Oeh: Asnawi
PEMILU Kabupaten Bengkalis yang sudah dilaksanakan beberapa bulan yang lalu merupakan sebuah perhelatan Akbar dari proses berdemokrasi.
Keberadaan pemilu yang sangat urgent untuk dilaksanakan itu pun sudah pula memberikan peluang bagi warga masyarakat Bengkalis dalam mengekspresikan hak berpolitiknya untuk menentukan siapa yang layak menjadi Pemimpin negeri junjungan Kabupaten Bengkalis ini, yang sebelumnya mengalami malhamah (kiamat), dimana dua pemimpin rakyatnya tersandung kasus korupsi dan dimasukkan ke dalam tansi.
Kasus korupsi memang seakan sudah menjadi darah daging bagi sebahagian pejabat negeri junjungan ini. Bahkan tidak sampai disitu saja, korupsi yang dilakukan pejabat di kabupaten ini acap kali masuk dalam kajian dan pembahasan oleh masysrakat dan mahasiswa, Bengkalis memang kerap dan acap kali tertuduh sebagai daerah yang kaya berpemimpin korup.

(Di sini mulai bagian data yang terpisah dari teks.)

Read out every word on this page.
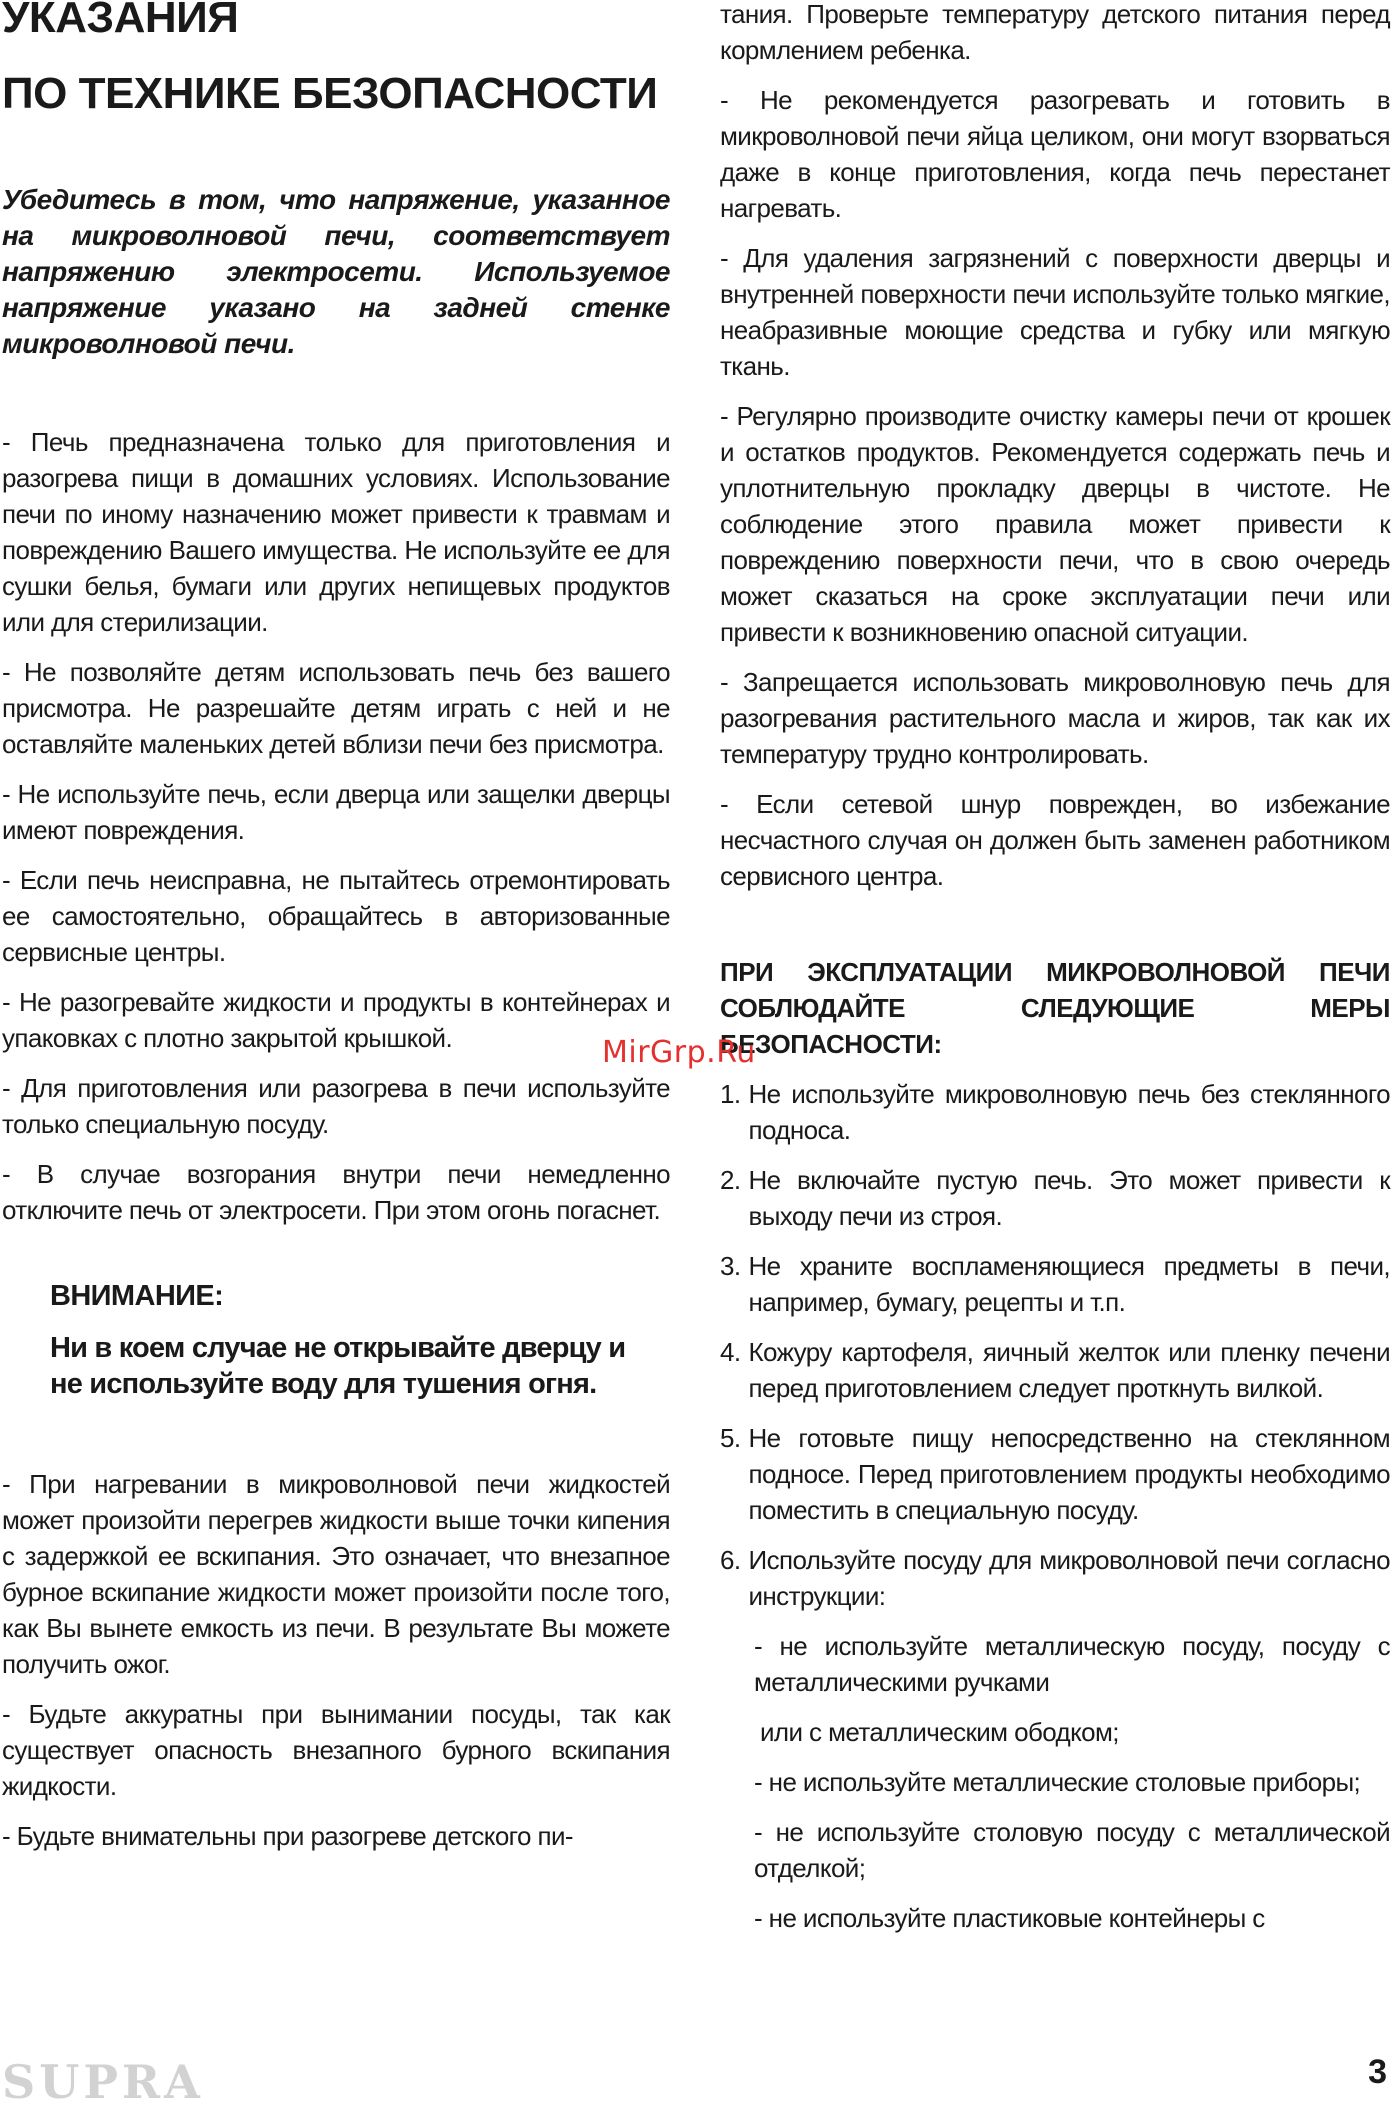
УКАЗАНИЯ
ПО ТЕХНИКЕ БЕЗОПАСНОСТИ

Убедитесь в том, что напряжение, указанное на микроволновой печи, соответствует напряжению электросети. Используемое напряжение указано на задней стенке микроволновой печи.

- Печь предназначена только для приготовления и разогрева пищи в домашних условиях. Использование печи по иному назначению может привести к травмам и повреждению Вашего имущества. Не используйте ее для сушки белья, бумаги или других непищевых продуктов или для стерилизации.

- Не позволяйте детям использовать печь без вашего присмотра. Не разрешайте детям играть с ней и не оставляйте маленьких детей вблизи печи без присмотра.

- Не используйте печь, если дверца или защелки дверцы имеют повреждения.

- Если печь неисправна, не пытайтесь отремонтировать ее самостоятельно, обращайтесь в авторизованные сервисные центры.

- Не разогревайте жидкости и продукты в контейнерах и упаковках с плотно закрытой крышкой.

- Для приготовления или разогрева в печи используйте только специальную посуду.

- В случае возгорания внутри печи немедленно отключите печь от электросети. При этом огонь погаснет.

ВНИМАНИЕ:

Ни в коем случае не открывайте дверцу и не используйте воду для тушения огня.

- При нагревании в микроволновой печи жидкостей может произойти перегрев жидкости выше точки кипения с задержкой ее вскипания. Это означает, что внезапное бурное вскипание жидкости может произойти после того, как Вы вынете емкость из печи. В результате Вы можете получить ожог.

- Будьте аккуратны при вынимании посуды, так как существует опасность внезапного бурного вскипания жидкости.

- Будьте внимательны при разогреве детского пи-

тания. Проверьте температуру детского питания перед кормлением ребенка.

- Не рекомендуется разогревать и готовить в микроволновой печи яйца целиком, они могут взорваться даже в конце приготовления, когда печь перестанет нагревать.

- Для удаления загрязнений с поверхности дверцы и внутренней поверхности печи используйте только мягкие, неабразивные моющие средства и губку или мягкую ткань.

- Регулярно производите очистку камеры печи от крошек и остатков продуктов. Рекомендуется содержать печь и уплотнительную прокладку дверцы в чистоте. Не соблюдение этого правила может привести к повреждению поверхности печи, что в свою очередь может сказаться на сроке эксплуатации печи или привести к возникновению опасной ситуации.

- Запрещается использовать микроволновую печь для разогревания растительного масла и жиров, так как их температуру трудно контролировать.

- Если сетевой шнур поврежден, во избежание несчастного случая он должен быть заменен работником сервисного центра.

ПРИ ЭКСПЛУАТАЦИИ МИКРОВОЛНОВОЙ ПЕЧИ СОБЛЮДАЙТЕ СЛЕДУЮЩИЕ МЕРЫ БЕЗОПАСНОСТИ:

1. Не используйте микроволновую печь без стеклянного подноса.
2. Не включайте пустую печь. Это может привести к выходу печи из строя.
3. Не храните воспламеняющиеся предметы в печи, например, бумагу, рецепты и т.п.
4. Кожуру картофеля, яичный желток или пленку печени перед приготовлением следует проткнуть вилкой.
5. Не готовьте пищу непосредственно на стеклянном подносе. Перед приготовлением продукты необходимо поместить в специальную посуду.
6. Используйте посуду для микроволновой печи согласно инструкции:

- не используйте металлическую посуду, посуду с металлическими ручками

или с металлическим ободком;

- не используйте металлические столовые приборы;

- не используйте столовую посуду с металлической отделкой;

- не используйте пластиковые контейнеры с

MirGrp.Ru
SUPRA	3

Tuduhan itupun tidak isapan jempol saja, jika kita berani melihat histori kasus demi kasus korupsi di negeri yang digelari negeri Junjungan. Semoga saja bukan korupsi yang di junjung.
Sudahpun berselang beberapa waktu dari proses berjalannya demokrasi di Kabupaten Bengkalis, isu yang sekiranya terbaca sumbang pun meruap. Tepat pada tanggal 11 bulan Januari tahun ini, Unit Tindak Pidana Korupsi Polres Bengkalis melakukan pemeriksaan terhadap saudara ketua KPU (Komisi Pemilihan Umum) Kabupaten Bengkalis.
Ada dugaan isu miring terkait penggunaan dana hibah pemilu 2020 sebesar Rp50 miliar. Setelah beberapa bulan dari merebaknya kabar dugaan penggunaan dana hibah pemilu tahun 2020 itu, berita kelanjutan dari proses pemeriksaan saudara ketua KPU FA dan berikut bendaharanya itu seakan menghilang.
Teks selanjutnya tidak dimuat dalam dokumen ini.